Proximal algorithms¶

We consider a convex objective function:

\[f(\theta) = L(\theta) + R(\theta)\]

Then the proximal operator has the form:

\[prox_R(y) = \arg \min_z (R(z) + \frac{1}{2}|| z - y ||_2^2)\]

The goal of proximal operator is to minimize R but stay also close to y. The key is to efficiently compute the proximal operator for different R.

Proximal operators¶

\[\begin{split} R(\theta) = \lambda || \theta||_1 \\ prox_R(\theta) = \text{soft}(\theta, \lambda) \end{split}\]

\[\begin{split} R(\theta) = \lambda || \theta||_0 \\ prox_R(\theta) = \text{hard}(\theta, \sqrt{2\lambda}) \end{split}\]

\[\begin{split} R(\theta) = I_C(\theta) \\ prox_R(\theta) = \argmin_{z \in C} || z - \theta ||_2^2 = proj_C(\theta) \end{split}\]

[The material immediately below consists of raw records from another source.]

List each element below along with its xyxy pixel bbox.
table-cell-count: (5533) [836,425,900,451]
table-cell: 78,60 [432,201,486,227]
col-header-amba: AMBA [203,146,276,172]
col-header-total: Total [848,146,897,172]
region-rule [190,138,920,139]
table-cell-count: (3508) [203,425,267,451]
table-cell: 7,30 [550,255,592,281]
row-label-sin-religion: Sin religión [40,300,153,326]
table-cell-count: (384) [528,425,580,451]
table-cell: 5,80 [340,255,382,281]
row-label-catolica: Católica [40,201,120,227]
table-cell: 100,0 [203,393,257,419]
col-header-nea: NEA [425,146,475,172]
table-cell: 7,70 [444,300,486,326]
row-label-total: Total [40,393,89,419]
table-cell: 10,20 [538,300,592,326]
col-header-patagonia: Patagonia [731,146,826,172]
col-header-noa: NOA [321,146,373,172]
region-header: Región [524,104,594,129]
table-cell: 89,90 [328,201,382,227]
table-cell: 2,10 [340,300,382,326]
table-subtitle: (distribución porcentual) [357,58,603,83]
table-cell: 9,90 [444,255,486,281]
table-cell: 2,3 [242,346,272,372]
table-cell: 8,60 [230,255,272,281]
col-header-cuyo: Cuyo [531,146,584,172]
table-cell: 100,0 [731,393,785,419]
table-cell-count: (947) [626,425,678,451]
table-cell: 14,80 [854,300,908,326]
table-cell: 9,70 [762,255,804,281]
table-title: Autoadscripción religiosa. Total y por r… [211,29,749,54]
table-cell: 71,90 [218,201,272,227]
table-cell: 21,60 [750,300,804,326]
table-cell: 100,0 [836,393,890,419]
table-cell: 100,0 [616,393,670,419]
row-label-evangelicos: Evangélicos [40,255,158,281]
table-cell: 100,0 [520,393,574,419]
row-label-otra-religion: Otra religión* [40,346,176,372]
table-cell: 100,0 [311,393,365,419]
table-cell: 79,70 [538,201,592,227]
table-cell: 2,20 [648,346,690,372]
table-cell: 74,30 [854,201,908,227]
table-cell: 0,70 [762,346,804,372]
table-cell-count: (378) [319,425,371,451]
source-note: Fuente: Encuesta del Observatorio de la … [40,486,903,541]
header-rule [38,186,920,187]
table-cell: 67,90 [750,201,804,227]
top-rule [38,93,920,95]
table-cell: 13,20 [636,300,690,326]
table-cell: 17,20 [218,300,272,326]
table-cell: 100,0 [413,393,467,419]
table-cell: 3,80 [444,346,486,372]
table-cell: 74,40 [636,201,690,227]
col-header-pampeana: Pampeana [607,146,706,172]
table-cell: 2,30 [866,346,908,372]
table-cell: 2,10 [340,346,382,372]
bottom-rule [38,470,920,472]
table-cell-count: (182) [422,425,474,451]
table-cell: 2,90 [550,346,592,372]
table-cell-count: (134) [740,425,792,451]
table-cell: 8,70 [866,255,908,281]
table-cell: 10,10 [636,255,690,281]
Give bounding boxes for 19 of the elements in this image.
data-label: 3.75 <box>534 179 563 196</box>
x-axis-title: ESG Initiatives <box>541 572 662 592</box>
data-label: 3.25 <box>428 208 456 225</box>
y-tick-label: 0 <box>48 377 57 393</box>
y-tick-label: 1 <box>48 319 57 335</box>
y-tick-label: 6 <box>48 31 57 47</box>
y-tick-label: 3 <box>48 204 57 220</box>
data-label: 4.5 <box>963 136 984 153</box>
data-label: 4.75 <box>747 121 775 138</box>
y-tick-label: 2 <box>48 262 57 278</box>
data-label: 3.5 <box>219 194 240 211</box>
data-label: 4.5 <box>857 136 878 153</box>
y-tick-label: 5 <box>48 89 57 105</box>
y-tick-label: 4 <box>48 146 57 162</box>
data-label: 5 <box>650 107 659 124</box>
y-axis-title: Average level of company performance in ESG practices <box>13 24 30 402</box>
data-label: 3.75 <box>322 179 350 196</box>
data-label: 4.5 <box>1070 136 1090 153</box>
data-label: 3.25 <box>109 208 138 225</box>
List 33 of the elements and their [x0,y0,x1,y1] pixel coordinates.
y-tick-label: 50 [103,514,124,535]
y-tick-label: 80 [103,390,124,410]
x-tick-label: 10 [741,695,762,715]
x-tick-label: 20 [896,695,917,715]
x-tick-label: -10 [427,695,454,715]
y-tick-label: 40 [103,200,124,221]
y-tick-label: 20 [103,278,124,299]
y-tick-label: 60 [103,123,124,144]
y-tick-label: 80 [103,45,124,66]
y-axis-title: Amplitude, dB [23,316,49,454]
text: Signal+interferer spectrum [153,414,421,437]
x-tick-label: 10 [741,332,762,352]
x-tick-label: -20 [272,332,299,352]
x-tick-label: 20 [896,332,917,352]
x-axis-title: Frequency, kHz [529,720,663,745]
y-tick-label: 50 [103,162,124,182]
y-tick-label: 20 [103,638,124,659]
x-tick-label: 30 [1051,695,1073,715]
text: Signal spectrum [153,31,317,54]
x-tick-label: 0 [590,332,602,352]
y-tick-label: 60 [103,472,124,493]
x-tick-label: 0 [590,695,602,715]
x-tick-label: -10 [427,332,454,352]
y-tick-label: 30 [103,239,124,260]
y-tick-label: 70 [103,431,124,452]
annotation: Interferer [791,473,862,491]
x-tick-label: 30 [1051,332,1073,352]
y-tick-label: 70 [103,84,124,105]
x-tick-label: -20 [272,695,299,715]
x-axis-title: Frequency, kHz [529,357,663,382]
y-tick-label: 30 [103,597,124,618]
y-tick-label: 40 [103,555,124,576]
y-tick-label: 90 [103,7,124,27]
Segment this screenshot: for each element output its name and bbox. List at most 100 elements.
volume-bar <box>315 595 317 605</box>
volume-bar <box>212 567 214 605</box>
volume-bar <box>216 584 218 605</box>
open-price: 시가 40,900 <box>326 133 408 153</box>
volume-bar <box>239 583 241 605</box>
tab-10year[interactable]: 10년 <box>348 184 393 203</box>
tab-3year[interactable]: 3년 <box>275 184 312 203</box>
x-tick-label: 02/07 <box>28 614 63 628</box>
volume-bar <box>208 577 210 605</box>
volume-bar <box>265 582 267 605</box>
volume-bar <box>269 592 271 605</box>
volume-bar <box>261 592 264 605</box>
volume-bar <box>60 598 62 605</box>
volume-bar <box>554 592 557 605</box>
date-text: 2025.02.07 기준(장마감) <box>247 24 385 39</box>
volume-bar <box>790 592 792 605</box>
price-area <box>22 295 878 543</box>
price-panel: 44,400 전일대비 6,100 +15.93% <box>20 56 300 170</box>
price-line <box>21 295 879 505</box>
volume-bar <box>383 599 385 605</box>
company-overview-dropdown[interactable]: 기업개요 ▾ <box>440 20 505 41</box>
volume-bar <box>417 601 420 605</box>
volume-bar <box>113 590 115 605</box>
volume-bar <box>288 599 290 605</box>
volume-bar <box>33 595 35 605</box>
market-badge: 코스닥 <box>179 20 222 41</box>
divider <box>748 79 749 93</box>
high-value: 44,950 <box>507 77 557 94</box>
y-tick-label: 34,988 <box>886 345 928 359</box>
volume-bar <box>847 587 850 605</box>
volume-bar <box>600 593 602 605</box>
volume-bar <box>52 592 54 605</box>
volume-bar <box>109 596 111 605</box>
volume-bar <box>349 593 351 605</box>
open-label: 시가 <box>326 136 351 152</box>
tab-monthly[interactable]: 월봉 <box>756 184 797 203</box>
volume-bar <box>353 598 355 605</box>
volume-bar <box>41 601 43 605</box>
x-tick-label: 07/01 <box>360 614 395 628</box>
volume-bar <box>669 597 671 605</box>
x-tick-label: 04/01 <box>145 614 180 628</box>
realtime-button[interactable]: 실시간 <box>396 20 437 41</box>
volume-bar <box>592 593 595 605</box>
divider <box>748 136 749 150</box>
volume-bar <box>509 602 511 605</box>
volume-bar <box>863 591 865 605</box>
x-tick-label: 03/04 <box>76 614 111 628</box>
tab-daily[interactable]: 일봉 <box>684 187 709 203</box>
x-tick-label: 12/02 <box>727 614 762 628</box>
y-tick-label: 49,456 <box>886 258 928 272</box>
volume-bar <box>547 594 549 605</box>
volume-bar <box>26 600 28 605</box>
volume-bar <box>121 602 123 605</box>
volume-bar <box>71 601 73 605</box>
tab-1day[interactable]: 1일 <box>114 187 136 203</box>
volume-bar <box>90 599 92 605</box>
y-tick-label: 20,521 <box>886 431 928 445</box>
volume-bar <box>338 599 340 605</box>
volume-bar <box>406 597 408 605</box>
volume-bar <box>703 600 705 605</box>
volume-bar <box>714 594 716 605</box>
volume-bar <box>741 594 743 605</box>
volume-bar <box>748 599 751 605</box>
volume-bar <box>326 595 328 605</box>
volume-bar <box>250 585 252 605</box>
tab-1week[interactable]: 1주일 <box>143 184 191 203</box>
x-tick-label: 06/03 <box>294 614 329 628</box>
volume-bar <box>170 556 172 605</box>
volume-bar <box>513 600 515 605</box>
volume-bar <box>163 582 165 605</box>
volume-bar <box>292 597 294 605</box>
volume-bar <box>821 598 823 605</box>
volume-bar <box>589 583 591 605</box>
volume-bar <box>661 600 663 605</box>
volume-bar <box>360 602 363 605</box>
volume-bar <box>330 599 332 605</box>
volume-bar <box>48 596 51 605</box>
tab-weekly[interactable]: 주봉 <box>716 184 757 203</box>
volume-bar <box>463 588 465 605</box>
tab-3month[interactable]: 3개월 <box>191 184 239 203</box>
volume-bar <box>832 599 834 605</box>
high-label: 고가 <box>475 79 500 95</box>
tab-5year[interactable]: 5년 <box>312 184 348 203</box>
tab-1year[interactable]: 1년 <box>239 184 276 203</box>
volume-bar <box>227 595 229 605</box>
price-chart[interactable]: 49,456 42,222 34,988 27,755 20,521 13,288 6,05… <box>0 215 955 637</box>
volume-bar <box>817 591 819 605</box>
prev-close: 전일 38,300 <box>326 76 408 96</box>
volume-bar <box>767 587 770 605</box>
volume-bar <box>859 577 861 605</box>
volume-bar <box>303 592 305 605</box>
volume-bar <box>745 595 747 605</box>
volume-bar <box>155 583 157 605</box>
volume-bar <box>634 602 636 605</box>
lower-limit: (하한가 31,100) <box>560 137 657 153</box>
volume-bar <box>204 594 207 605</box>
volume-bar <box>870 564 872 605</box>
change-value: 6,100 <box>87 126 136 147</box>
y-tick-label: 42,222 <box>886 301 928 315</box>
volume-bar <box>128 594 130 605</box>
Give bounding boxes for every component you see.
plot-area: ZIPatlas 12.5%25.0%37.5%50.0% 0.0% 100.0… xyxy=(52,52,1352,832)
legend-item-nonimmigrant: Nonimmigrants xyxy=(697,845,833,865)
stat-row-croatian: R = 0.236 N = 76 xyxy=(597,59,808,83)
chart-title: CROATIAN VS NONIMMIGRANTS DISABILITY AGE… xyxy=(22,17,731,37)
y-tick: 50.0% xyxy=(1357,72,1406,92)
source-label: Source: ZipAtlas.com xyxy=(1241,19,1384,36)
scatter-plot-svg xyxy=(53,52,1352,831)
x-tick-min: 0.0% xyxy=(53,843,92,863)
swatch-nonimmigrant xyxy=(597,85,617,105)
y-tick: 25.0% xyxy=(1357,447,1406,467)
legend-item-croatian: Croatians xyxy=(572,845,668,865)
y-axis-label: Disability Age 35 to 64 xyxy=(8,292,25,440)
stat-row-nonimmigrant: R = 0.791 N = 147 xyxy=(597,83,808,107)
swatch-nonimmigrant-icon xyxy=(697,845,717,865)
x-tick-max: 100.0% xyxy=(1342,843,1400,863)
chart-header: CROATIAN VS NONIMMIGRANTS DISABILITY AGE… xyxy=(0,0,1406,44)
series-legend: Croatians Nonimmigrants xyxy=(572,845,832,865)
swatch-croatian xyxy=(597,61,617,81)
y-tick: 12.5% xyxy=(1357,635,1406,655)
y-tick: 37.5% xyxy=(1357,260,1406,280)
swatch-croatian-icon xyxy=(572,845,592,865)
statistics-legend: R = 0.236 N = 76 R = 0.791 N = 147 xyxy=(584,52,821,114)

This is the projection operator. For convex sets this is easy to compute.

For rectangular box $C = \{ \theta : l_j \le \theta_j \le \mu_j \}$ $$ proj_C(\theta) = \begin{cases} l_j & \theta_j \le l_j \\ \theta_j & l_j \le \theta_j \le \mu_j \\ \mu_j & \theta_j \ge \mu_j \end{cases} $$
For euclidean ball $C = \{ \theta: ||\theta||_2 \le 1 \}$ $$ proj_c(\theta) = \begin{cases} \frac{\theta}{|| \theta||_2} & ||\theta||_2 > 1 \\ \theta & ||\theta||_2 \le 1 \end{cases} $$
The projection on the 1-norm ball $C = \{ \theta: ||\theta||_1 \le 1 \}$

\[ proj_C = soft(\theta, \lambda) \]

$\lambda = 0$ if $||\theta||_1 \le 1$ otherwise $\lambda$ is the solution to $\sum_{j=1}^D \max (|\theta_j| - \lambda, 0) = 1$